A lab at Woods Hole Oceanographic Institution developed the technology, which uses buoys and underwater gliders to record whale sounds in near real time. The robotic recorders give scientists, mariners, and the public an idea of the location of rare North Atlantic right whales, said Mark Baumgartner, a marine ecologist with Woods Hole whose lab also operates the buoys.
The whales number less than 340 in the world and ship strikes are one of the biggest threats to their existence, as they travel through some of the busiest stretches of ocean on the planet. Now, French shipping giant CMA CGM is working with Woods Hole to deploy two of the robotic buoys off of Norfolk, Virginia, and Savannah, Georgia.
CMA CGM is funding the deployment of the buoys, which will add to the data collected by six others off the East Coast, Baumgartner said. The two new buoys could be deployed for testing soon, he said.
“We have to change our industrial practices when whales are around. That’s what this tech enables,” Baumgartner said. “Having the industry tell us what works and what doesn’t is the best way to have solutions that will actually be implemented.”
The whales were once abundant off the East Coast, but their populations were decimated generations ago by commercial whaling. These days, they’re vulnerable to ship collisions and entanglement in fishing gear. And they’ve dwindled in population in recent years because of high mortality and poor reproduction.

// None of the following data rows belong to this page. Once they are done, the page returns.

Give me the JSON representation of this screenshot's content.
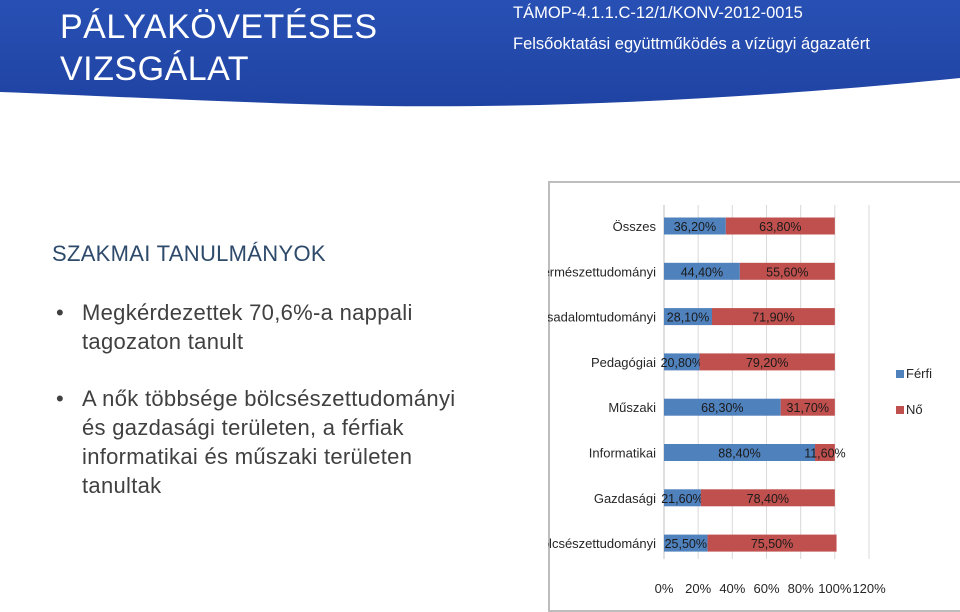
{
  "header": {
    "title_line1": "PÁLYAKÖVETÉSES",
    "title_line2": "VIZSGÁLAT",
    "project_code": "TÁMOP-4.1.1.C-12/1/KONV-2012-0015",
    "project_subtitle": "Felsőoktatási együttműködés a vízügyi ágazatért",
    "colors": {
      "band": "#2850b4",
      "text": "#ffffff"
    }
  },
  "content": {
    "section_title": "SZAKMAI TANULMÁNYOK",
    "bullets": [
      {
        "marker": "•",
        "lines": [
          "Megkérdezettek 70,6%-a nappali",
          "tagozaton tanult"
        ]
      },
      {
        "marker": "•",
        "lines": [
          "A nők többsége bölcsészettudományi",
          "és gazdasági területen, a férfiak",
          "informatikai és műszaki területen",
          "tanultak"
        ]
      }
    ]
  },
  "chart_data": {
    "type": "bar",
    "orientation": "horizontal",
    "stacked": true,
    "categories": [
      "Összes",
      "Természettudományi",
      "Társadalomtudományi",
      "Pedagógiai",
      "Műszaki",
      "Informatikai",
      "Gazdasági",
      "Bölcsészettudományi"
    ],
    "series": [
      {
        "name": "Férfi",
        "color": "#4f81bd",
        "values": [
          36.2,
          44.4,
          28.1,
          20.8,
          68.3,
          88.4,
          21.6,
          25.5
        ],
        "labels": [
          "36,20%",
          "44,40%",
          "28,10%",
          "20,80%",
          "68,30%",
          "88,40%",
          "21,60%",
          "25,50%"
        ]
      },
      {
        "name": "Nő",
        "color": "#c0504d",
        "values": [
          63.8,
          55.6,
          71.9,
          79.2,
          31.7,
          11.6,
          78.4,
          75.5
        ],
        "labels": [
          "63,80%",
          "55,60%",
          "71,90%",
          "79,20%",
          "31,70%",
          "11,60%",
          "78,40%",
          "75,50%"
        ]
      }
    ],
    "xlim": [
      0,
      120
    ],
    "xticks": [
      "0%",
      "20%",
      "40%",
      "60%",
      "80%",
      "100%",
      "120%"
    ],
    "grid": true,
    "legend": "right"
  }
}
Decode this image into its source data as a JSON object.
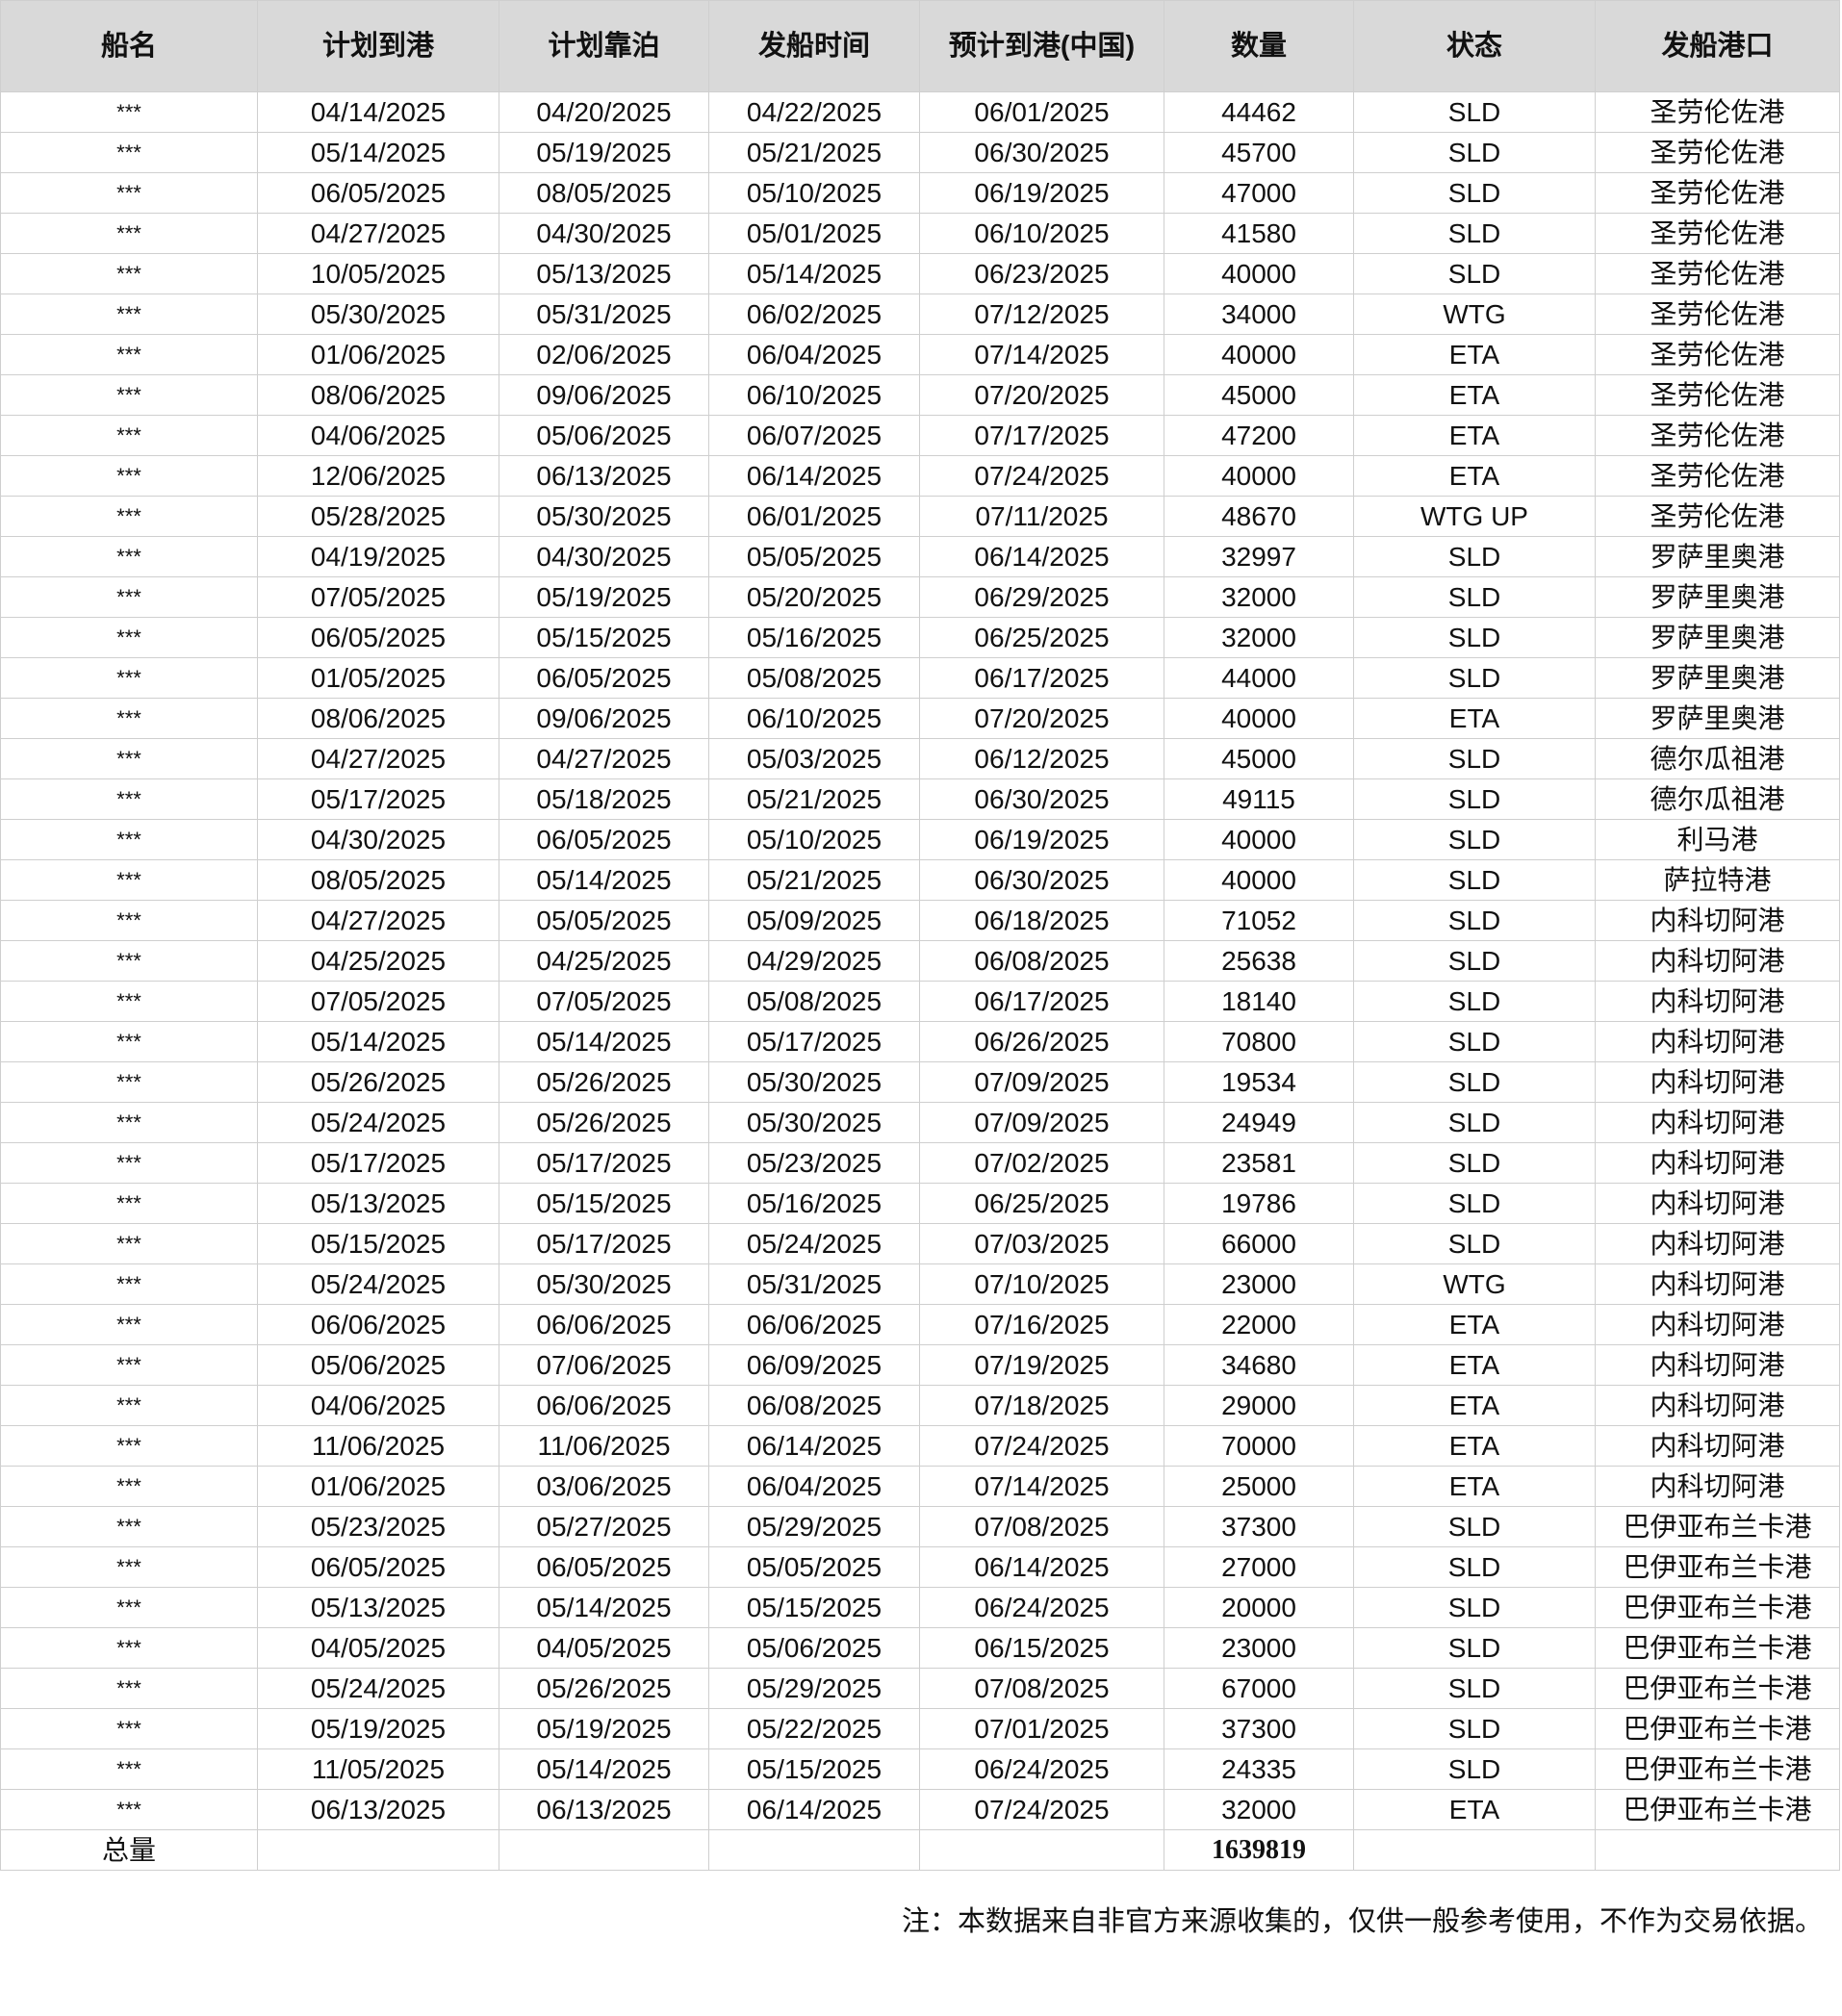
{
  "table": {
    "headers": [
      "船名",
      "计划到港",
      "计划靠泊",
      "发船时间",
      "预计到港(中国)",
      "数量",
      "状态",
      "发船港口"
    ],
    "rows": [
      [
        "***",
        "04/14/2025",
        "04/20/2025",
        "04/22/2025",
        "06/01/2025",
        "44462",
        "SLD",
        "圣劳伦佐港"
      ],
      [
        "***",
        "05/14/2025",
        "05/19/2025",
        "05/21/2025",
        "06/30/2025",
        "45700",
        "SLD",
        "圣劳伦佐港"
      ],
      [
        "***",
        "06/05/2025",
        "08/05/2025",
        "05/10/2025",
        "06/19/2025",
        "47000",
        "SLD",
        "圣劳伦佐港"
      ],
      [
        "***",
        "04/27/2025",
        "04/30/2025",
        "05/01/2025",
        "06/10/2025",
        "41580",
        "SLD",
        "圣劳伦佐港"
      ],
      [
        "***",
        "10/05/2025",
        "05/13/2025",
        "05/14/2025",
        "06/23/2025",
        "40000",
        "SLD",
        "圣劳伦佐港"
      ],
      [
        "***",
        "05/30/2025",
        "05/31/2025",
        "06/02/2025",
        "07/12/2025",
        "34000",
        "WTG",
        "圣劳伦佐港"
      ],
      [
        "***",
        "01/06/2025",
        "02/06/2025",
        "06/04/2025",
        "07/14/2025",
        "40000",
        "ETA",
        "圣劳伦佐港"
      ],
      [
        "***",
        "08/06/2025",
        "09/06/2025",
        "06/10/2025",
        "07/20/2025",
        "45000",
        "ETA",
        "圣劳伦佐港"
      ],
      [
        "***",
        "04/06/2025",
        "05/06/2025",
        "06/07/2025",
        "07/17/2025",
        "47200",
        "ETA",
        "圣劳伦佐港"
      ],
      [
        "***",
        "12/06/2025",
        "06/13/2025",
        "06/14/2025",
        "07/24/2025",
        "40000",
        "ETA",
        "圣劳伦佐港"
      ],
      [
        "***",
        "05/28/2025",
        "05/30/2025",
        "06/01/2025",
        "07/11/2025",
        "48670",
        "WTG UP",
        "圣劳伦佐港"
      ],
      [
        "***",
        "04/19/2025",
        "04/30/2025",
        "05/05/2025",
        "06/14/2025",
        "32997",
        "SLD",
        "罗萨里奥港"
      ],
      [
        "***",
        "07/05/2025",
        "05/19/2025",
        "05/20/2025",
        "06/29/2025",
        "32000",
        "SLD",
        "罗萨里奥港"
      ],
      [
        "***",
        "06/05/2025",
        "05/15/2025",
        "05/16/2025",
        "06/25/2025",
        "32000",
        "SLD",
        "罗萨里奥港"
      ],
      [
        "***",
        "01/05/2025",
        "06/05/2025",
        "05/08/2025",
        "06/17/2025",
        "44000",
        "SLD",
        "罗萨里奥港"
      ],
      [
        "***",
        "08/06/2025",
        "09/06/2025",
        "06/10/2025",
        "07/20/2025",
        "40000",
        "ETA",
        "罗萨里奥港"
      ],
      [
        "***",
        "04/27/2025",
        "04/27/2025",
        "05/03/2025",
        "06/12/2025",
        "45000",
        "SLD",
        "德尔瓜祖港"
      ],
      [
        "***",
        "05/17/2025",
        "05/18/2025",
        "05/21/2025",
        "06/30/2025",
        "49115",
        "SLD",
        "德尔瓜祖港"
      ],
      [
        "***",
        "04/30/2025",
        "06/05/2025",
        "05/10/2025",
        "06/19/2025",
        "40000",
        "SLD",
        "利马港"
      ],
      [
        "***",
        "08/05/2025",
        "05/14/2025",
        "05/21/2025",
        "06/30/2025",
        "40000",
        "SLD",
        "萨拉特港"
      ],
      [
        "***",
        "04/27/2025",
        "05/05/2025",
        "05/09/2025",
        "06/18/2025",
        "71052",
        "SLD",
        "内科切阿港"
      ],
      [
        "***",
        "04/25/2025",
        "04/25/2025",
        "04/29/2025",
        "06/08/2025",
        "25638",
        "SLD",
        "内科切阿港"
      ],
      [
        "***",
        "07/05/2025",
        "07/05/2025",
        "05/08/2025",
        "06/17/2025",
        "18140",
        "SLD",
        "内科切阿港"
      ],
      [
        "***",
        "05/14/2025",
        "05/14/2025",
        "05/17/2025",
        "06/26/2025",
        "70800",
        "SLD",
        "内科切阿港"
      ],
      [
        "***",
        "05/26/2025",
        "05/26/2025",
        "05/30/2025",
        "07/09/2025",
        "19534",
        "SLD",
        "内科切阿港"
      ],
      [
        "***",
        "05/24/2025",
        "05/26/2025",
        "05/30/2025",
        "07/09/2025",
        "24949",
        "SLD",
        "内科切阿港"
      ],
      [
        "***",
        "05/17/2025",
        "05/17/2025",
        "05/23/2025",
        "07/02/2025",
        "23581",
        "SLD",
        "内科切阿港"
      ],
      [
        "***",
        "05/13/2025",
        "05/15/2025",
        "05/16/2025",
        "06/25/2025",
        "19786",
        "SLD",
        "内科切阿港"
      ],
      [
        "***",
        "05/15/2025",
        "05/17/2025",
        "05/24/2025",
        "07/03/2025",
        "66000",
        "SLD",
        "内科切阿港"
      ],
      [
        "***",
        "05/24/2025",
        "05/30/2025",
        "05/31/2025",
        "07/10/2025",
        "23000",
        "WTG",
        "内科切阿港"
      ],
      [
        "***",
        "06/06/2025",
        "06/06/2025",
        "06/06/2025",
        "07/16/2025",
        "22000",
        "ETA",
        "内科切阿港"
      ],
      [
        "***",
        "05/06/2025",
        "07/06/2025",
        "06/09/2025",
        "07/19/2025",
        "34680",
        "ETA",
        "内科切阿港"
      ],
      [
        "***",
        "04/06/2025",
        "06/06/2025",
        "06/08/2025",
        "07/18/2025",
        "29000",
        "ETA",
        "内科切阿港"
      ],
      [
        "***",
        "11/06/2025",
        "11/06/2025",
        "06/14/2025",
        "07/24/2025",
        "70000",
        "ETA",
        "内科切阿港"
      ],
      [
        "***",
        "01/06/2025",
        "03/06/2025",
        "06/04/2025",
        "07/14/2025",
        "25000",
        "ETA",
        "内科切阿港"
      ],
      [
        "***",
        "05/23/2025",
        "05/27/2025",
        "05/29/2025",
        "07/08/2025",
        "37300",
        "SLD",
        "巴伊亚布兰卡港"
      ],
      [
        "***",
        "06/05/2025",
        "06/05/2025",
        "05/05/2025",
        "06/14/2025",
        "27000",
        "SLD",
        "巴伊亚布兰卡港"
      ],
      [
        "***",
        "05/13/2025",
        "05/14/2025",
        "05/15/2025",
        "06/24/2025",
        "20000",
        "SLD",
        "巴伊亚布兰卡港"
      ],
      [
        "***",
        "04/05/2025",
        "04/05/2025",
        "05/06/2025",
        "06/15/2025",
        "23000",
        "SLD",
        "巴伊亚布兰卡港"
      ],
      [
        "***",
        "05/24/2025",
        "05/26/2025",
        "05/29/2025",
        "07/08/2025",
        "67000",
        "SLD",
        "巴伊亚布兰卡港"
      ],
      [
        "***",
        "05/19/2025",
        "05/19/2025",
        "05/22/2025",
        "07/01/2025",
        "37300",
        "SLD",
        "巴伊亚布兰卡港"
      ],
      [
        "***",
        "11/05/2025",
        "05/14/2025",
        "05/15/2025",
        "06/24/2025",
        "24335",
        "SLD",
        "巴伊亚布兰卡港"
      ],
      [
        "***",
        "06/13/2025",
        "06/13/2025",
        "06/14/2025",
        "07/24/2025",
        "32000",
        "ETA",
        "巴伊亚布兰卡港"
      ]
    ],
    "total": {
      "label": "总量",
      "quantity": "1639819"
    }
  },
  "note": "注：本数据来自非官方来源收集的，仅供一般参考使用，不作为交易依据。",
  "colors": {
    "header_bg": "#d9d9d9",
    "grid": "#cfcfcf"
  }
}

The whales are aided by a complex network of protected areas and shipping restrictions. However, scientists have sounded alarms recently that the whales have been straying outside of protected areas in search of food as waters warm. That has made them more vulnerable.
Representatives for CMA CGM, which has a U.S. headquarters in Norfolk, said the company chose to locate buoys off the Virginia city and Savannah because those are among the busiest shipping ports in the United States. Ed Aldridge, president of CMA CGM America, said it’s an effort to “responsibly share the ocean with marine mammals and protect endangered species.”
The company is paying for the construction, maintenance, and operation of the buoys for three years, said Heather Wood, director of sustainability for CMA CGM America. The company declined to disclose the cost of the project. It hopes to build a consortium of shippers that use this kind of technology to protect whales, Wood said.
“It’s an investment we’re making in the future of the seas and the future of the right whale,” she said.
Acoustic recorders have tracked whale sounds for decades, but the buoys that provide sound in near real time are a relatively recent invention, Baumgartner said. The robotic buoys make data available every couple of hours as opposed to months later, he said.
The results go on a public website and are also used by federal authorities to help make decisions about when to announce “right whale slow zones,” which call on vessel operators to slow down to 10 knots (11.5 mph) or less.
The data “allow(s) us to send information to mariners quickly so those that are able can take action (by slowing down or avoiding the areas) to reduce the risk of vessel strike, which is one of the largest threats to this endangered population,” scientists Diane Borggaard and Genevieve Davis of the National Oceanic and Atmospheric Administration said in a joint statement.
Conservation groups and academics also use the data collected by the robotic buoys. They’re also used on the West Coast to help protect blue, fin, and humpback whales, said Callie Steffen, a project scientist with Whale Safe in Santa Barbara, California.
“We hope shipping companies will integrate this,” Steffen said. “It’s a Smokey Bear fire warning, but for whale presence.”